Theoretical investigation on structure and stability of some neutral
rare gas molecules F-Rg-BR2 (R = F, OH, CN, CCH)
Abstract
Ab initio and DFT calculations were performed to investigate the
structure, stability, and nature of chemical bonding of the
F-Rg-BR2 (R = F, OH, CN and CCH; Rg = Ar, Kr, Xe and Rn)
molecules. The geometries are optimized for ground as well as transition
states using the B3LYP-D3 and MP2 methods. It has been found that the
F-Rg-B portion of F-Rg-BR2 species is linear in the
ground state but curved in the transition state. The NBO, AIM, ELF and
EDA analyses suggest that the molecules can be expressed as
F-(Rg-BR2)+ due to
the covalent Rg-B bond and the ionic interaction between F and Rg.
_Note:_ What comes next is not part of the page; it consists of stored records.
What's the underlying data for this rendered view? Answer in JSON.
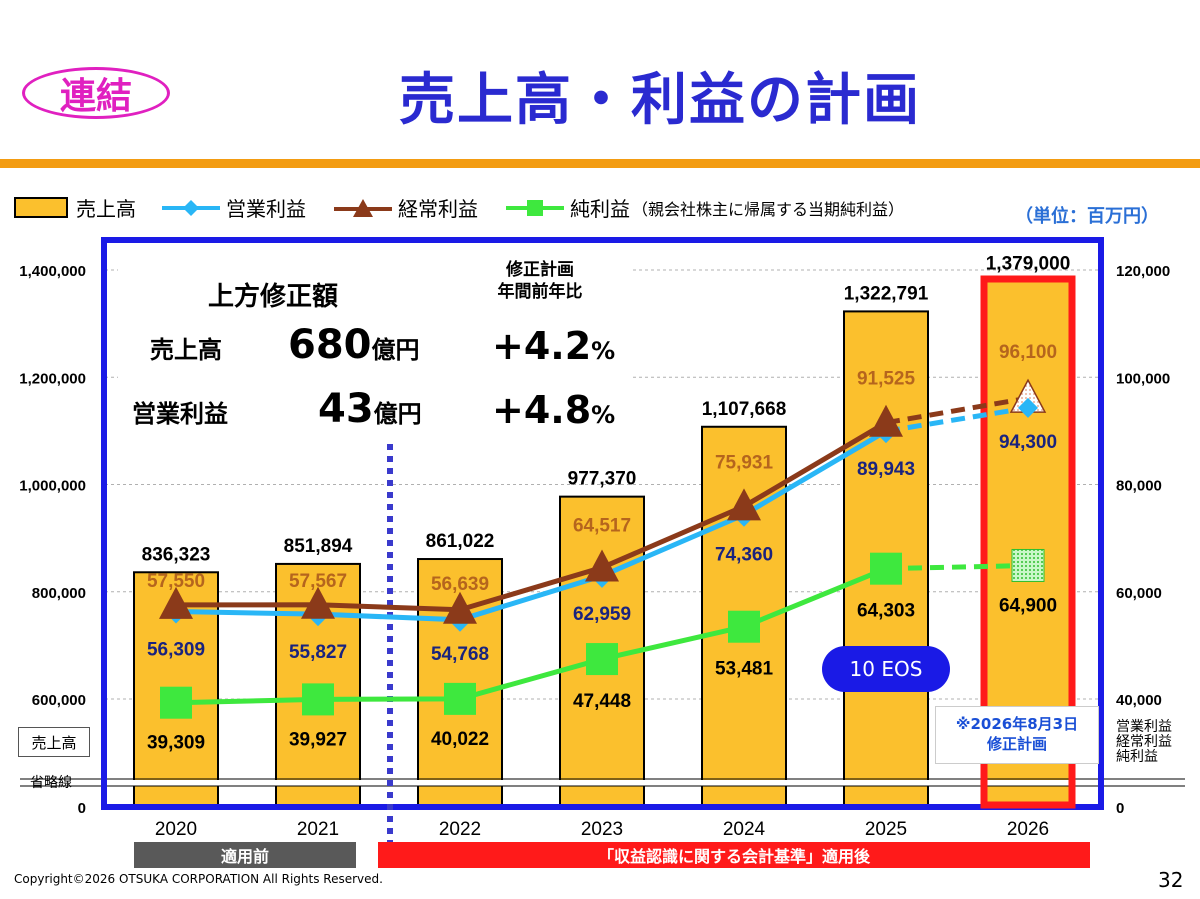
{
  "header": {
    "badge": "連結",
    "title": "売上高・利益の計画"
  },
  "legend": {
    "sales": "売上高",
    "operating": "営業利益",
    "ordinary": "経常利益",
    "net": "純利益",
    "net_note": "（親会社株主に帰属する当期純利益）",
    "unit": "（単位：百万円）"
  },
  "callout": {
    "title": "上方修正額",
    "plan_header_1": "修正計画",
    "plan_header_2": "年間前年比",
    "row1_label": "売上高",
    "row1_amount": "680",
    "row1_unit": "億円",
    "row1_pct": "+4.2",
    "row1_pct_unit": "%",
    "row2_label": "営業利益",
    "row2_amount": "43",
    "row2_unit": "億円",
    "row2_pct": "+4.8",
    "row2_pct_unit": "%"
  },
  "annotations": {
    "eos": "10 EOS",
    "revision_line1": "※2026年8月3日",
    "revision_line2": "修正計画",
    "left_axis_tag": "売上高",
    "omission": "省略線",
    "right_axis_tag_1": "営業利益",
    "right_axis_tag_2": "経常利益",
    "right_axis_tag_3": "純利益",
    "before_label": "適用前",
    "after_label": "「収益認識に関する会計基準」適用後"
  },
  "footer": {
    "copyright": "Copyright©2026 OTSUKA CORPORATION All Rights Reserved.",
    "page": "32"
  },
  "colors": {
    "bar": "#fbc02d",
    "operating": "#29b6f6",
    "ordinary": "#8b3a1a",
    "net": "#3ee83e",
    "frame": "#1a1ae6",
    "highlight": "#ff1a1a"
  },
  "chart_data": {
    "type": "bar",
    "categories": [
      "2020",
      "2021",
      "2022",
      "2023",
      "2024",
      "2025",
      "2026"
    ],
    "left_axis": {
      "ticks": [
        "0",
        "600,000",
        "800,000",
        "1,000,000",
        "1,200,000",
        "1,400,000"
      ],
      "ylim": [
        600000,
        1400000
      ],
      "broken": true
    },
    "right_axis": {
      "ticks": [
        "0",
        "40,000",
        "60,000",
        "80,000",
        "100,000",
        "120,000"
      ],
      "ylim": [
        40000,
        120000
      ],
      "broken": true
    },
    "series": [
      {
        "name": "売上高",
        "kind": "bar",
        "axis": "left",
        "values": [
          836323,
          851894,
          861022,
          977370,
          1107668,
          1322791,
          1379000
        ],
        "labels": [
          "836,323",
          "851,894",
          "861,022",
          "977,370",
          "1,107,668",
          "1,322,791",
          "1,379,000"
        ]
      },
      {
        "name": "営業利益",
        "kind": "line",
        "axis": "right",
        "values": [
          56309,
          55827,
          54768,
          62959,
          74360,
          89943,
          94300
        ],
        "labels": [
          "56,309",
          "55,827",
          "54,768",
          "62,959",
          "74,360",
          "89,943",
          "94,300"
        ]
      },
      {
        "name": "経常利益",
        "kind": "line",
        "axis": "right",
        "values": [
          57550,
          57567,
          56639,
          64517,
          75931,
          91525,
          96100
        ],
        "labels": [
          "57,550",
          "57,567",
          "56,639",
          "64,517",
          "75,931",
          "91,525",
          "96,100"
        ]
      },
      {
        "name": "純利益",
        "kind": "line",
        "axis": "right",
        "values": [
          39309,
          39927,
          40022,
          47448,
          53481,
          64303,
          64900
        ],
        "labels": [
          "39,309",
          "39,927",
          "40,022",
          "47,448",
          "53,481",
          "64,303",
          "64,900"
        ]
      }
    ],
    "forecast_category": "2026",
    "grid": true
  }
}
Calculations assert the metastable behavior of the
F-Rg-BR2 molecules, thermodynamic data shows that
F-Rg-BR2 can spontaneously dissociates into
BFR2 + Rg, the considerable energy barrier of this
two-body dissociation channel calculated by the B3LYP-D3, MP2 and
CCSD(T) methods affirms the kinetic stability of the
F-Rg-BR2 molecules. Thus F-Rg-BR2
molecules are kinetically protected against the decomposition reaction
and may be identified under cryogenic conditions in solid rare gas
matrices or in the gas phase.